Sharon Birkman | Crain's Austin

In this ongoing series, we ask executives, entrepreneurs and business leaders about mistakes that have shaped their business philosophy.

Sharon Birkman

Background:  

Birkman International is an occupational assessment company in Houston whose questionnaires are used by companies to determine employees’ interests, needs and behaviors. Its clients have included Wal-Mart, Boeing, Chevron, Tyson Foods, Proctor & Gamble and MailChimp. Since taking over the business five years ago from her father Roger Birkman, a psychologist who founded it in 1952, Sharon Birkman has modernized the company and doubled its revenue.

The Mistake:

Not trusting my gut. I happen to be a baby boomer. I grew up in an era when women weren’t expected to do high-level corporate work. When I was in my late 40s, I saw my parents struggle with their succession plan. I had been teaching college music and singing on the side but mainly raising three children.

But having seen my parents build the company from a startup in the ‘50s through some rough times, it was in my genes to see it continue. I also had a huge passion for the mission. So I came into the company in 2000 to see how I could help.

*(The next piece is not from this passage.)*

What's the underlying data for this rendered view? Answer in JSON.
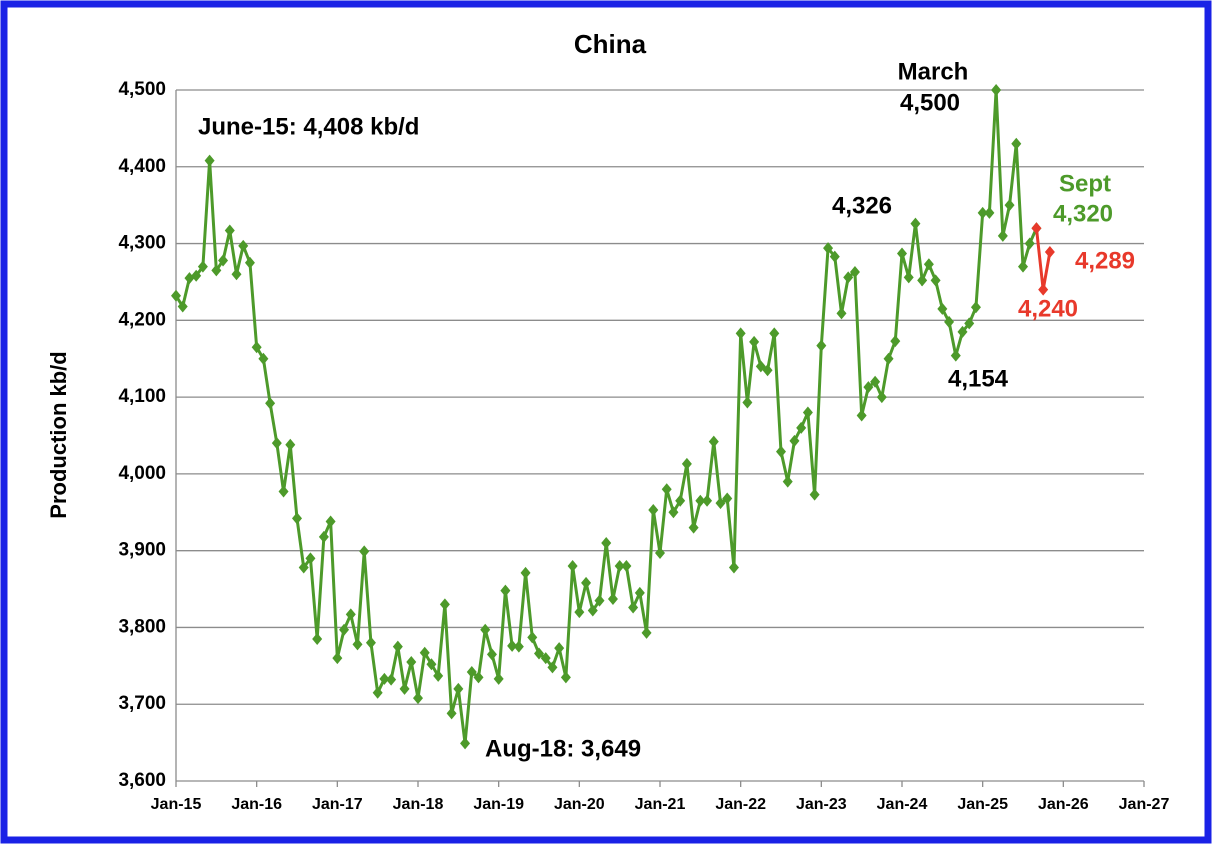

It’s not easy when you have a founder who is in his 80s. There was a tap dance: Respect the founder but find my own voice. It was difficult having come from a different field and being a female. But we needed to thin down. We had committed to office space that we ended up not needing and made hires that were questionable, including one who was toxic. Three CEOs came and went in a short period of time.

What helped me learn was joining every executive support group I could.

Lesson:

I had to trust my own common sense and exercise more authority in certain areas.

In 2002, my parents were about to appoint an internal VP into role of president. He was a Ph.D. in psychology but I didn’t see him running the company. I went to my parents and said this was a huge mistake and asked them, “How about me?”

They trusted that I was bright enough and had the capability. But what pleased them the most was that I was willing to make the company my priority and that Birkman would remain a family-owned business. That was a big turning point.

Male or female, even if you’d been in another field, you’ve learned skills and competencies that will serve you well as you move into a certain role. You have to trust your core instincts and realize the most important thing is getting along with other people. Once you’ve been in the saddle a while, you feel much more comfortable. Listening and learning are important to that every single day. I’m still learning.

What helped me learn was joining every executive support group I could. I became a charter member of Women Presidents’ Organization in Houston, where I felt I could communicate at a deeper level and be myself. It became a huge learning source for me, as before I could only see the dynamics within my own company.